Breast Cancer Challenge: Team “Attractor Metagenes” nabs top overall Metabric score!

Please join all of us at Sage Bionetworks and DREAM in congratulating  Wei-yi Cheng and the entire Attractor Metagenes team for their winning model (Syn ID#1444444): this training model received the top overall score for the Metabric phase of this Challenge.  It will be so interesting to see how this model (and all the others) perform against the final validation data set that is currently being produced!  Wei-yi and his team have been invited to speak at the upcoming DREAM conference taking place in San Francisco (Nov 12-16).   Please read on to hear from Wei-Yi Cheng who submitted the winning model on behalf of his team.

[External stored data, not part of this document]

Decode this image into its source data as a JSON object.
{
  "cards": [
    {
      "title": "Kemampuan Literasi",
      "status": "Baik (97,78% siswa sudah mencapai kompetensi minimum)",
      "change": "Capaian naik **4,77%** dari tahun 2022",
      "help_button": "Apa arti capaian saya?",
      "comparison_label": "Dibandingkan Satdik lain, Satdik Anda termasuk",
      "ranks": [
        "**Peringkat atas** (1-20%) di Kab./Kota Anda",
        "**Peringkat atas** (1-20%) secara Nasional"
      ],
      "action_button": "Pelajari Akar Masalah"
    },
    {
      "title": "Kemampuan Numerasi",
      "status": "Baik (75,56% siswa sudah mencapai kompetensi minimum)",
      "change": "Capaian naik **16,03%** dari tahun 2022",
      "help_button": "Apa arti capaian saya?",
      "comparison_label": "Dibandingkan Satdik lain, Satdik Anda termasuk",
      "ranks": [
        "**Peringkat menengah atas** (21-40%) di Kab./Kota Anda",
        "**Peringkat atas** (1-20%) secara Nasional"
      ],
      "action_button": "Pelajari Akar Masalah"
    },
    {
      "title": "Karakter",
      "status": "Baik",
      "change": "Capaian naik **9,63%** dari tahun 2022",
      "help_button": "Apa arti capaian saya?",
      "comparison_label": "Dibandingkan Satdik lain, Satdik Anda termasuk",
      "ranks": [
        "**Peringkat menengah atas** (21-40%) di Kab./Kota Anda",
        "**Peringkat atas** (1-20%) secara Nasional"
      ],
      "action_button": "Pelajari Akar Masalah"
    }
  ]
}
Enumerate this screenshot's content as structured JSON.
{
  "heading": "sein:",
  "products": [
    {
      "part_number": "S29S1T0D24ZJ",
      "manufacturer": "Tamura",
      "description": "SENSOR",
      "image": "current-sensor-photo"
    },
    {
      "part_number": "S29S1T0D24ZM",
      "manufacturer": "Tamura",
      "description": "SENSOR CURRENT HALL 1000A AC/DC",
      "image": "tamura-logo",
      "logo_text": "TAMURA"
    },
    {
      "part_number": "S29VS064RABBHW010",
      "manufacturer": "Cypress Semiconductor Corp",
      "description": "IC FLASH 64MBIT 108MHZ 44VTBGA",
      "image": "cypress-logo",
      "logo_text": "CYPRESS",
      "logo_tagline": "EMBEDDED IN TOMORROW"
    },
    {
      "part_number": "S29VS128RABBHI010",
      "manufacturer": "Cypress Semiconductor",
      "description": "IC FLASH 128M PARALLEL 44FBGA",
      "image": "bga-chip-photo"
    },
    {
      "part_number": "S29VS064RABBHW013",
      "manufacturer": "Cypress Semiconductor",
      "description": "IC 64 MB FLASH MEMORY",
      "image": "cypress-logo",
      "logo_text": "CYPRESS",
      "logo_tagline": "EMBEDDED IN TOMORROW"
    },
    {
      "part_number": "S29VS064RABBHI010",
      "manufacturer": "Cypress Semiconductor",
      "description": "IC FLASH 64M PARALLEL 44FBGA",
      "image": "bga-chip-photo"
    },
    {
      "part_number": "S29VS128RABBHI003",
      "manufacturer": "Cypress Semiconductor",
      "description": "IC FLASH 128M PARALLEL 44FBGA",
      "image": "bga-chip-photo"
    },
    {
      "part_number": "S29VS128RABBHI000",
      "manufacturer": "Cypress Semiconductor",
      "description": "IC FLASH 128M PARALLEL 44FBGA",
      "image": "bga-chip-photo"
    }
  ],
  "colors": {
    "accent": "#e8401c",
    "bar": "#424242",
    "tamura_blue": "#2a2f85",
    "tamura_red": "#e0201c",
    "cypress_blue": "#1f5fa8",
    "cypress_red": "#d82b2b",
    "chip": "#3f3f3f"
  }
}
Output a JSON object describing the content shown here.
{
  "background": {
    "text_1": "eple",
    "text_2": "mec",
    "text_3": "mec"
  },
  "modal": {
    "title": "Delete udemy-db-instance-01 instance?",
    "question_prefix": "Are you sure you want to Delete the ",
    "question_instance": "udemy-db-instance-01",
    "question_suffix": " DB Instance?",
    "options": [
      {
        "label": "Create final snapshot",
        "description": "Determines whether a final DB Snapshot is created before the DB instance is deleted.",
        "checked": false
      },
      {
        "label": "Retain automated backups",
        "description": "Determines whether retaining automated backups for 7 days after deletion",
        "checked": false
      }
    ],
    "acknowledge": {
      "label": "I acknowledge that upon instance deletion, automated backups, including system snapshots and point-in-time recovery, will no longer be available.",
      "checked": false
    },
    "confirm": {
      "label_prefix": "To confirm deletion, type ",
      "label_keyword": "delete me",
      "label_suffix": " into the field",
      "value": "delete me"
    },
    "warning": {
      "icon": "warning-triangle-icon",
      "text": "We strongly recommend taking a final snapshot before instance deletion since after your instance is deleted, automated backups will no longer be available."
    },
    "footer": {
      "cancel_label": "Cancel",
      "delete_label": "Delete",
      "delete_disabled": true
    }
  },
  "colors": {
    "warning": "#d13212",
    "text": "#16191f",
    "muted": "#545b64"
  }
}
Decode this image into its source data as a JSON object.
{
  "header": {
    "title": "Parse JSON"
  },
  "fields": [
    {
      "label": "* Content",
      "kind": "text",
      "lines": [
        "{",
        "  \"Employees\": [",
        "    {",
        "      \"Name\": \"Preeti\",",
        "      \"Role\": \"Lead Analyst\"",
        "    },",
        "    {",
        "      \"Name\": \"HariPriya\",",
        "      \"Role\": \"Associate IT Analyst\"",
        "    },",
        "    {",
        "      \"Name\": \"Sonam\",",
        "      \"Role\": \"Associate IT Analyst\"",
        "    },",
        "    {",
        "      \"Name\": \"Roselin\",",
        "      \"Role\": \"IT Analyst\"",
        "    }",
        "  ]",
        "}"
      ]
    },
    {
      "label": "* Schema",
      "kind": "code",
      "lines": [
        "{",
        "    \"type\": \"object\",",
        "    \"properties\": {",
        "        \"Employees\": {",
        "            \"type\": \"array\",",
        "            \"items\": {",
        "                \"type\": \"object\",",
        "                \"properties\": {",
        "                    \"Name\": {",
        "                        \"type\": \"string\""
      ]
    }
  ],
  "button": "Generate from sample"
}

Our models use the information provided by the “attractor metagenes” to evaluate their prognostic value in breast cancer. We have previously applied an iterative attractor finding algorithm on rich expression datasets from multiple cancer types identifying three universal (pan-cancer) attractors, which are the mitotic chromosomal instability attractor (CIN), the mesenchymal transition attractor (MES), and the lymphocyte-specific attractor (LYM) [1]. We like to think of these three attractors as “bioinformatic hallmarks of cancer.” In our top submission (syn1444444) we used precisely these same three metagenes as found from our previous unsupervised multi-cancer analysis.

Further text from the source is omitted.